Tipo di tesi
Tesi di laurea magistrale
Titolo
NP-Hardness of minimizing BWT runs for consecutive texts under collection permutations
Corso di studi
INFORMATICA
Parole chiave
- Extended Burrows Wheeler Transform
- NP-Hard
Data inizio appello
17/10/2025
Riassunto (Italiano)
Investigation of the differences between real and theoretical compressors, focusing on how compressing portions of a collection (rather than the whole concatenated text) affects compressibility and how reordering data can improve it. We analyze approaches from the literature, in particular phylogenetic re-ordering: the fact that EBWT positional clustering can be used to construct phylogenetic trees motivates framing the problem in terms of BWT runs. We formalize the task as optimizing compression rate by minimizing BWT runs over consecutive texts under collection reordering; the number of consecutive texts spanned by a sliding window is an additional parameter that we call the window size k. We prove the problem is NP-hard: first for the simple case k = 2, and then for every fixed k>1 via a reduction from the Hamiltonian Path problem.

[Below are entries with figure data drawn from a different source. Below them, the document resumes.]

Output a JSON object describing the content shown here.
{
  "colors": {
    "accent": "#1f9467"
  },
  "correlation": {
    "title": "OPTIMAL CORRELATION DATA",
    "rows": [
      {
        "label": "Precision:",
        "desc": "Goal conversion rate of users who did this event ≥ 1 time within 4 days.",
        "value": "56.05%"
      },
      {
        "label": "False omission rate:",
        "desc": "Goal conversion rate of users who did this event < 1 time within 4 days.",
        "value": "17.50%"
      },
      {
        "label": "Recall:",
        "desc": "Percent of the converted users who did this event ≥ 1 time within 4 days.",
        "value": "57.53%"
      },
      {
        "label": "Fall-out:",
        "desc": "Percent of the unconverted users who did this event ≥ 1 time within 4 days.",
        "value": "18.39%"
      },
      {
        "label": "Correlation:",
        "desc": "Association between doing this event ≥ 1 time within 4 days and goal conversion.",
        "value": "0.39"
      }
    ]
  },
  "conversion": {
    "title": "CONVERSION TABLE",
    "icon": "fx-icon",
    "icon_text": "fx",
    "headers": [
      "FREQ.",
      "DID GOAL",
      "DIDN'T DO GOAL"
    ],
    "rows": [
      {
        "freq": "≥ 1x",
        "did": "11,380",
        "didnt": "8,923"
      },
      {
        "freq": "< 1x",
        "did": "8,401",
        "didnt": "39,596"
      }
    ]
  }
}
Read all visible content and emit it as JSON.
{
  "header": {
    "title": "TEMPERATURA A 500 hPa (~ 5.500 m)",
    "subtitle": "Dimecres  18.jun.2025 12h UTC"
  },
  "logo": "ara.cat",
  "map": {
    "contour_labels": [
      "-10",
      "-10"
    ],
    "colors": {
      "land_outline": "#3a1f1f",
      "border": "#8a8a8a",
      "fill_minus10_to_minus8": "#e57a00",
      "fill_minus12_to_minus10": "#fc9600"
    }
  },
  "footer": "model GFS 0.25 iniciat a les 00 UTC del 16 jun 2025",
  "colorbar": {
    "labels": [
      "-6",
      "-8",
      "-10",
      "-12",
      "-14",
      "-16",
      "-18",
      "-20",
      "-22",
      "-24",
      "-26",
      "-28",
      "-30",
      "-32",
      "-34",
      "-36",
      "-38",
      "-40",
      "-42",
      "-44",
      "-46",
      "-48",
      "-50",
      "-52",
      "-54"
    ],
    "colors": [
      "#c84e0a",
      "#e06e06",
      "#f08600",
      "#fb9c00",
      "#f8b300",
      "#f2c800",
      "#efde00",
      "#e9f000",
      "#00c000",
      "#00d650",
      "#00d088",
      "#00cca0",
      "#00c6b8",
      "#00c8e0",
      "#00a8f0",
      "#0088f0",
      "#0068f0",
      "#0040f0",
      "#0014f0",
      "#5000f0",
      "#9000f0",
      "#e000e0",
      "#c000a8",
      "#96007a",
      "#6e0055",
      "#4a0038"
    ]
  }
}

Concretely, given a directed graph we construct a set of texts whose minimum total EBWT runs equals a value that depends only on the graph’s number of vertices and on k if and only if the original graph has a Hamiltonian path. This construction establishes the problem’s intractability under standard assumptions and motivates further analysis and the search for practical heuristic methods.